Finally, here's the result of fdisk-l /dev/sda:

Disk /dev/sda: 30.7 GB, 30758289408 bytes
255 heads, 63 sectors/track, 3739 cylinders
Units = cylinders of 16065 * 512 = 8225280 bytes
Disk identifier: 0x33243323

Device Boot Start End Blocks Id System
/dev/sda1 * 1 128 1028128+ 6 FAT16
/dev/sda2 129 893 6144862+ 1b Hidden W95 FAT32
/dev/sda3 894 3739 22860495 5 Extended
/dev/sda5 894 1148 2048256 6 FAT16
/dev/sda6 1149 1403 2048256 6 FAT16
/dev/sda7 1404 1428 200781 83 Linux
/dev/sda8 1429 3739 18563076 8e Linux LVM

Thanks again.
Bill

billquinn
29th December 2008, 03:02 PM
A new kernel appeared with my yum upgrade today--kernel 2.6.27.9-73. Same problem persists. However, as Stlouis suggested, I tried to mount /dev/sda6 manually while running the new kernel.

I first had to umount /dev/sda6 because fstab mounts it at boot up. It would not umount. The message said it was busy. I assume this is because it is also mounted onto the file system of my second computer (it is always mounted onto that computer; the partition, however, is physically on the disk drive on my main computer that is giving me all this trouble).

I rebooted into my old reliable kernel 2.6.26.6-79. Trying to umount /dev/sda6 produced the same message: it was busy. So the two kernels are consistent in this respect.

However, the annoying difference between the kernels still remains: with kernel 2.6.26.6-79 I can access the partition from my main computer (which I have always been able to do), but with all the new kernels I cannot!!!

I still have been able to make no sense of all this.

billquinn
29th December 2008, 05:32 PM
As a follow up to my previous post:

I turned off both computers, then rebooted only my main computer that has the /dev/sda6 partition--using the newest kernel. NOW I am able to access that partition!!

Next I booted up the second computer, which mounts /dev/sda6 onto its file system. That computer also has an fstab file to do this mounting at boot up. With the new kernel running on the main computer, booting the second computer did not work properly. At the nfs step, it was unable to mount /dev/sda6. Nevertheless, once it finished booting, I could no longer access /dev/sda6 on the main computer, which had just been working before booting the second computer.

????????????????

Could it be that these new kernels are not handling nfs correctly? I must sound like a stuck record, but it bears repeating: none of these problems occur when the main computer is running kernel 2.6.26.6-79.

stlouis
29th December 2008, 05:35 PM
OK... We need to get some sort of error, so we can narrow down exactly where your problem lies.

First things first now... Modify your "fstab mounts" so that /dev/sda6 does NOT get mounted at all...


*** Check you logs for anything at all related to the mounting of /dev/sda6... What does it say, if anythign!

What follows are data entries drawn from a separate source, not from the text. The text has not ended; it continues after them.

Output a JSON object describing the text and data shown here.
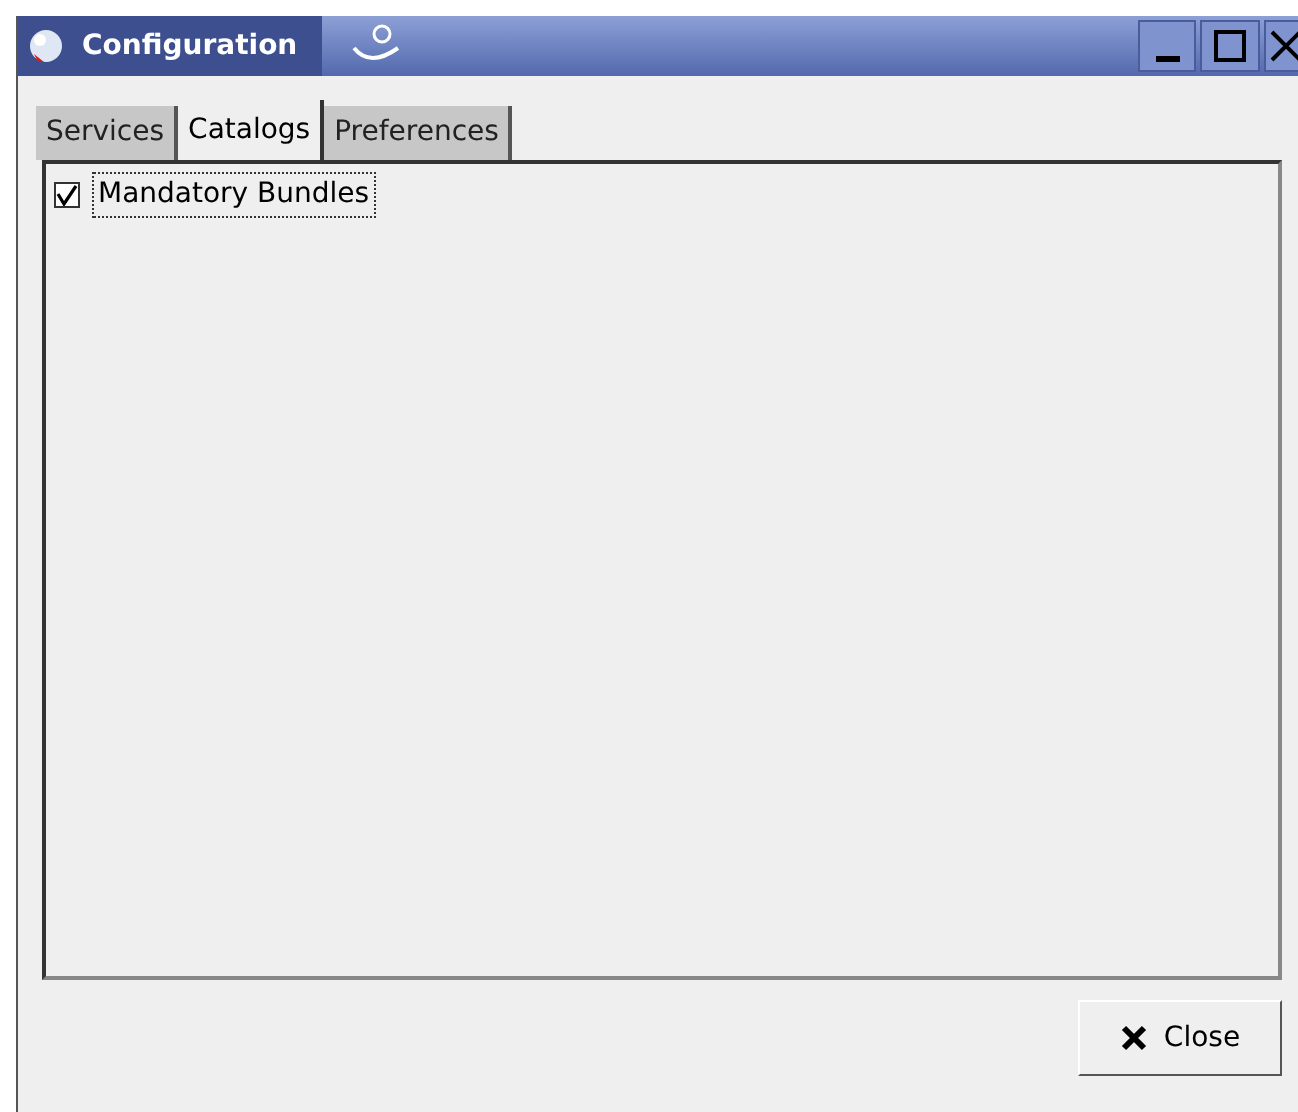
{
  "window": {
    "title": "Configuration"
  },
  "tabs": [
    {
      "label": "Services",
      "selected": false
    },
    {
      "label": "Catalogs",
      "selected": true
    },
    {
      "label": "Preferences",
      "selected": false
    }
  ],
  "catalogs": [
    {
      "label": "Mandatory Bundles",
      "checked": true
    }
  ],
  "buttons": [
    {
      "label": "Close"
    }
  ]
}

Once you modified your "fstab mounts", boot your server, then manually try to mount the drive... What error do you get?

After you attempt a mount, what Exit Code are you left with? To find this, simply type the following:

echo $?


You can look at the MAN page for mount to see what the Error Code corresponds to.

*** If you mount with the "-f" option, this will go through the process, but NOT actually mount... It will fake it...

*** You may also have to specify that it is a FAT16 table, and override the auto-detection of this... CHECK MAN PAGE for SPECIFICS...


Let me know the results of this.

billquinn
29th December 2008, 08:30 PM
The steps I followed:

(1) With the old kernel (the one that works) running on main computer, I booted second computer. It's fstab file mounted /dev/sda6 onto its file system successfully as always in the past (because the "good" kernel was running of main computer).

(2) I removed the line from the fstab file on the main computer that mounts /dev/sda6 onto its file system.

(3) I rebooted the main computer with the new kernel.

(4) Then I manually mounted /dev/sda6 as follows:

mount -t vfat /dev/sda6 /mnt/DriveE

The error code returned was 0 ("success").

(5) Lo and behold! I am able to access /dev/sda6 on the main computer!

(6) I went to the second computer to see if it could still access /dev/sda6. It could not. Message: "stale NFS file handle."

(7) I rebooted second computer. Boot process switched to details with an nfs error: "Stale NFS file handle." This surprised me, because the main computer had the partition successfully mounted at the time the second computer was rebooted. In the past, the second computer always mounted this partition if booted when the main computer was on.

(8) I'm not sure what log files I should check or where they are found.

stlouis
29th December 2008, 09:47 PM
OK, it looks like we're making some progress here. Just to RECAP:

1) You are now able to manually mount the "problem" partition using the new Kernel, that would NOT previously auto-mount via the /etc/fstab

2) After manually mounting the partition (with new Kernel), you still cannot access the mounted partition from a Remote PC via an NFS Share.

*** We will deal with auto-mounting via the /etc/fstab, after we figure out the NFS issue...

This type of error message is seen when a file or directory that was opened by an NFS client is removed, renamed, or replaced.

To fix this problem, the NFS file handles must be renegotiated. Try one of these on the client machine:

a) Unmount and remount the file system, may need to use the -O (overlay option) of mount.

From the man pages:
-O Overlay mount. Allow the file system to be
mounted over an existing mount point, making
the underlying file system inaccessible. If a
mount is attempted on a pre-existing mount point
without setting this flag, the mount will fail,
producing the error "device busy".

b) Kill or restart the process trying to use the nonexistent files.

c) Create another mount point and access the files from the new mount point.

d) RESTART NFS Client

e) Reboot the client having problems


*** This may help you some, if the above does NOT work...

http://www.cyberciti.biz/tips/nfs-stale-file-handle-error-and-solution.html


hope this helps

billquinn
29th December 2008, 11:24 PM
In attempting to get the partition mounted on the second computer, I at first tried all of your suggestions with the main computer still running with the manually-mounted partition. None worked. Then I shut the second computer off. After doing that, I rebooted the main computer and again manually mounted the partition (when I did this the first time, the second computer was on). Then I turned the second computer back on and rebooted it. The boot process went through with no nfs errors. However, it did not come up correctly. After logging in, the icons on the desktop did not appear. The restart and shutdown from the menus did not work correctly either.

So we are still left with several mysteries:

(1) NFS on the second computer cannot deal with the mounted vfat partition on the main computer's disk drive when the new kernel is running on the main computer.

(2) When the new kernel is running, the fstab file on the main computer cannot properly mount the partition.

This is all very strange. Never had anything like this happen before, and I've been using this same setup between the two computers for four of five releases of Fedora.

One other fact might be pertinent. The second computer is still running FC4. Its kernel is 2.6.17-1.2142_FC4.